我一直认为std::vector是“作为数组实现的”,等等等等。今天我去测试了一下,结果似乎不是这样:

以下是一些测试结果:

UseArray completed in 2.619 seconds
UseVector completed in 9.284 seconds
UseVectorPushBack completed in 14.669 seconds
The whole thing completed in 26.591 seconds

这大约要慢3 - 4倍!这并不能证明“向量可能会慢几纳秒”的评论是正确的。

我使用的代码是:

#include <cstdlib>
#include <vector>

#include <iostream>
#include <string>

#include <boost/date_time/posix_time/ptime.hpp>
#include <boost/date_time/microsec_time_clock.hpp>

class TestTimer
{
    public:
        TestTimer(const std::string & name) : name(name),
            start(boost::date_time::microsec_clock<boost::posix_time::ptime>::local_time())
        {
        }

        ~TestTimer()
        {
            using namespace std;
            using namespace boost;

            posix_time::ptime now(date_time::microsec_clock<posix_time::ptime>::local_time());
            posix_time::time_duration d = now - start;

            cout << name << " completed in " << d.total_milliseconds() / 1000.0 <<
                " seconds" << endl;
        }

    private:
        std::string name;
        boost::posix_time::ptime start;
};

struct Pixel
{
    Pixel()
    {
    }

    Pixel(unsigned char r, unsigned char g, unsigned char b) : r(r), g(g), b(b)
    {
    }

    unsigned char r, g, b;
};

void UseVector()
{
    TestTimer t("UseVector");

    for(int i = 0; i < 1000; ++i)
    {
        int dimension = 999;

        std::vector<Pixel> pixels;
        pixels.resize(dimension * dimension);

        for(int i = 0; i < dimension * dimension; ++i)
        {
            pixels[i].r = 255;
            pixels[i].g = 0;
            pixels[i].b = 0;
        }
    }
}

void UseVectorPushBack()
{
    TestTimer t("UseVectorPushBack");

    for(int i = 0; i < 1000; ++i)
    {
        int dimension = 999;

        std::vector<Pixel> pixels;
            pixels.reserve(dimension * dimension);

        for(int i = 0; i < dimension * dimension; ++i)
            pixels.push_back(Pixel(255, 0, 0));
    }
}

void UseArray()
{
    TestTimer t("UseArray");

    for(int i = 0; i < 1000; ++i)
    {
        int dimension = 999;

        Pixel * pixels = (Pixel *)malloc(sizeof(Pixel) * dimension * dimension);

        for(int i = 0 ; i < dimension * dimension; ++i)
        {
            pixels[i].r = 255;
            pixels[i].g = 0;
            pixels[i].b = 0;
        }

        free(pixels);
    }
}

int main()
{
    TestTimer t1("The whole thing");

    UseArray();
    UseVector();
    UseVectorPushBack();

    return 0;
}

我做错了吗?还是我刚刚打破了这个性能神话?

我使用Visual Studio 2005中的发布模式。


在Visual c++中,#define _SECURE_SCL 0将UseVector减少了一半(减少到4秒)。在我看来,这真的是件大事。


当前回答

Martin York的回答让我很困扰,因为他似乎试图掩盖初始化问题。但他将冗余的默认构造确定为性能问题的根源是正确的。

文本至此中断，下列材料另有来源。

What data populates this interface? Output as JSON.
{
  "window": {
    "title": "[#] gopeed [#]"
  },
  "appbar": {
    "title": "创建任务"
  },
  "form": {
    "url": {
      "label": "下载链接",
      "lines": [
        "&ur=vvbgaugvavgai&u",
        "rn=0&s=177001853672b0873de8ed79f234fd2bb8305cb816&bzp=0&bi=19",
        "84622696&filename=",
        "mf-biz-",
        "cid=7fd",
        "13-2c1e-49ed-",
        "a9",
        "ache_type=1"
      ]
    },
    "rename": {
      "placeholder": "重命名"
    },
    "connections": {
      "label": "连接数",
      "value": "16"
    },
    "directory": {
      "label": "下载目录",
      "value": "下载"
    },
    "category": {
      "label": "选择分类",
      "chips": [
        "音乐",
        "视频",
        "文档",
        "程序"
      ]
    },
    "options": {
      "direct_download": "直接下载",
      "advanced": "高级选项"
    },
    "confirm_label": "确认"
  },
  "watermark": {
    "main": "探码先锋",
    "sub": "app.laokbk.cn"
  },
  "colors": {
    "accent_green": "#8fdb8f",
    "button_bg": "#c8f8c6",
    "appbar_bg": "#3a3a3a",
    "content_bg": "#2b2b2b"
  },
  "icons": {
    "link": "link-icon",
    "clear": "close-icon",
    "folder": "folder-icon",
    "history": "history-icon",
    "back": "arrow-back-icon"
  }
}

[编辑:Martin的回答不再建议更改默认构造函数。]

对于眼前的问题,你当然可以调用2参数版本的向量<Pixel> ctor:

std::vector<Pixel> pixels(dimension * dimension, Pixel(255, 0, 0));

如果你想用一个常数值初始化,这是一种常见的情况。但更普遍的问题是:如何有效地初始化比常数值更复杂的东西?

为此,您可以使用back_insert_iterator,这是一个迭代器适配器。这里有一个int类型的向量的例子,尽管一般的思想也适用于像素:

#include <iterator>
// Simple functor return a list of squares: 1, 4, 9, 16...
struct squares {
    squares() { i = 0; }
    int operator()() const { ++i; return i * i; }

private:
    int i;
};

...

std::vector<int> v;
v.reserve(someSize);     // To make insertions efficient
std::generate_n(std::back_inserter(v), someSize, squares());

或者,您可以使用copy()或transform()来代替generate_n()。

缺点是,构造初始值的逻辑需要移动到一个单独的类中,这比将其放在原位更不方便(尽管c++ 1x中的lambdas使这更好)。此外,我希望这仍然不会像基于malloc()的非stl版本那样快,但我希望它会接近,因为它只对每个元素进行一次构造。

其他回答

好吧,因为vector::resize()比普通内存分配(由malloc)做更多的处理。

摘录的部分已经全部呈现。